Teaching Kids To Be Smart About Social Media

A few years ago, a group of middle school girls posted some mean pictures on a “private” Instagram page. They didn’t worry about anyone outside of their group seeing the pictures, because one had to be invited in to see the page. About 20 minutes after the pictures were posted, a copy of them showed up in my email inbox. It only took 20 minutes for a parent to see the pictures, take a screenshot, and email them over. That night I was on the phone until about 11:30pm  with crying parents and children. How could such empathetic, intelligent, caring young women do something so mean? Could the school do something to help?

All of our children are intelligent and empathetic, but they are still growing and developing. Particularly during middle school, they are trying on different behaviors to see what fits. This experimentation is normal and appropriate, but in this technological time, it can have bigger consequences than they understand. And, yes, the school can help.

How we help at Sheridan

At Sheridan, our community rule is to respect ourselves, each other, and the environment. This rule includes our online behavior. Our teachers talk with all of the Third through Eighth grade students about appropriate technology use and the possible long-term consequences of inappropriate posts. We talk about the permanent nature of what is posted, even on platforms that are set to delete the post after viewing or those that are set to “private”. We talk about inclusivity and how pictures of groups of students having fun together can hurt others’ feelings. Nevertheless, they are young and impulsive and can make mistakes.

How you can help at home

You can help them learn positive technology etiquette at home as well. The following are a few suggestions. Feel free to blame me when your children balk at them.

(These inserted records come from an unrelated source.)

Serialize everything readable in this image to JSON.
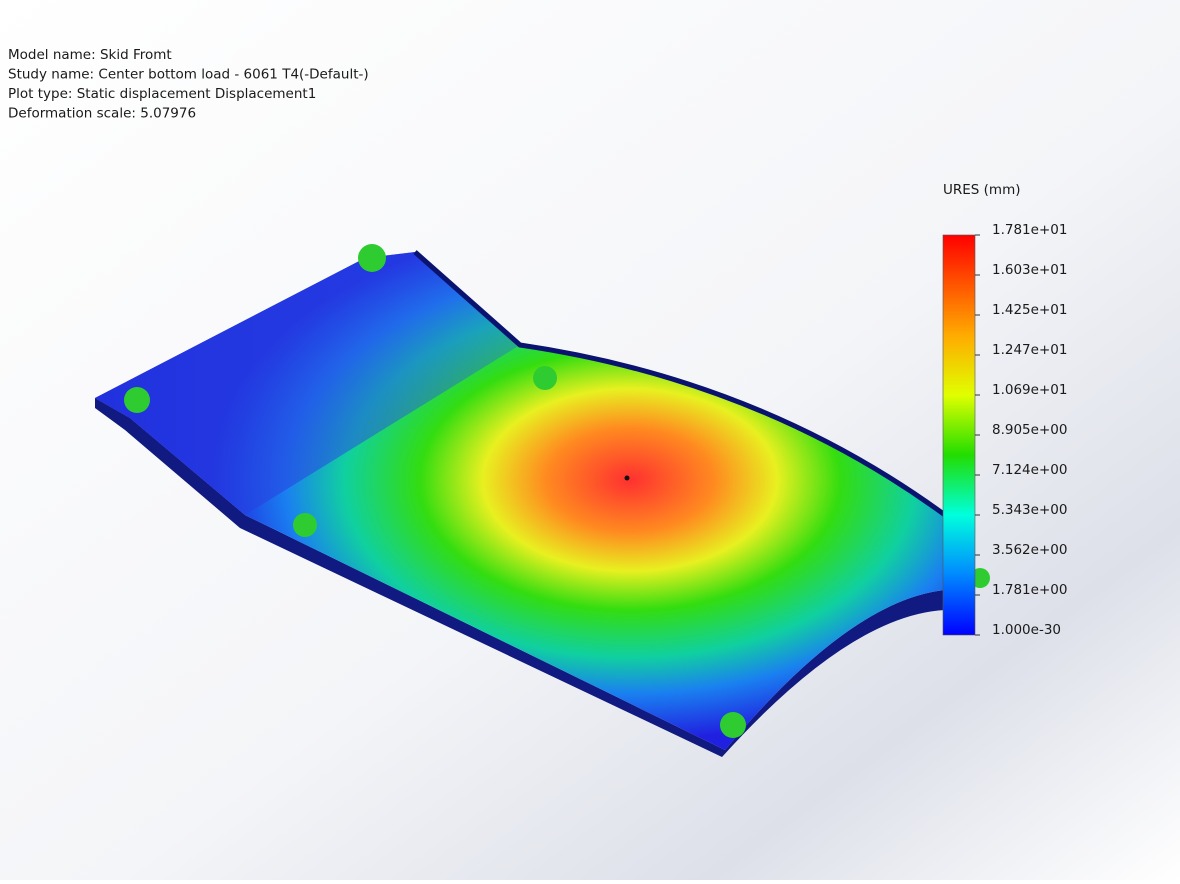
{
  "info": [
    "Model name: Skid Fromt",
    "Study name: Center bottom load - 6061 T4(-Default-)",
    "Plot type: Static displacement Displacement1",
    "Deformation scale: 5.07976"
  ],
  "legend": {
    "title": "URES (mm)",
    "labels": [
      "1.781e+01",
      "1.603e+01",
      "1.425e+01",
      "1.247e+01",
      "1.069e+01",
      "8.905e+00",
      "7.124e+00",
      "5.343e+00",
      "3.562e+00",
      "1.781e+00",
      "1.000e-30"
    ]
  }
}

  • Hold off on getting your child a cell phone for as long as you can. The timing of this is different for different families, and there are good reasons for children to have cell phones. The kids will tell you that everyone has one, but that’s not always true and peer pressure isn’t a good reason to get a phone.
  • Make sure all technology sleeps outside of the bedroom. It is distracting to healthy sleep and late night is when most of the inappropriate use happens.
  • Monitor your child’s phone. All of our kids are too young to have complete privacy. The way to teach them that anyone can see what they post or text is for you to see what they post and text. Tell them that this is a condition of the privilege. It’s not because you don’t trust them, but because you want to guide them to be responsible technology users. If they know you are checking, they will develop good habits.
  • Make sure you know what apps they use and know all of their passwords. This can be a matter of safety.
  • If you have a group of kids over, have them turn in their phones at the door. This is not only good for their socialization, but it prevents them from posting pictures online that result in one person feeling left out because she was not invited.
  • Know they will make mistakes. Use the mistakes as learning opportunities. Ask what could have been done differently and what needs to happen now.
  • Ask them what rights they feel they have regarding technology use. See if there are places you can show trust and support by allowing them to shape the rules. For example, if they feel they should be able to text at any time, you might say that you feel that takes away from family time but you can establish a time together when texting is allowed. The Common Sense Media website has some great family contracts you can use for different age groups.
  • Ask for help. Our technology team, and Stephanie, Jay and I, are all here to help.

Consequences at school

At school, we work hard to keep up with the students and we endeavor to partner with you in teaching our kids to be responsible and respectful in all aspects of their lives. If the students’ social media posts affect the emotional health or safety of others in our community, the school will take appropriate disciplinary action and help the child make amends and learn from the mistake, regardless of whether the post was originated at home or at school.  Disciplinary action can range from a discussion to suspension depending on the severity of the mistake. Our children are young, so learning this hard lesson now is important and can protect them from more permanent consequences later in life.

Parenting and educating in the digital age is an ever-changing challenge. Just when we’ve mastered one platform, the kids are on to the next. If we partner together to model respectful behavior and guide our children as they navigate their world, we can give them the tools they will need for their future.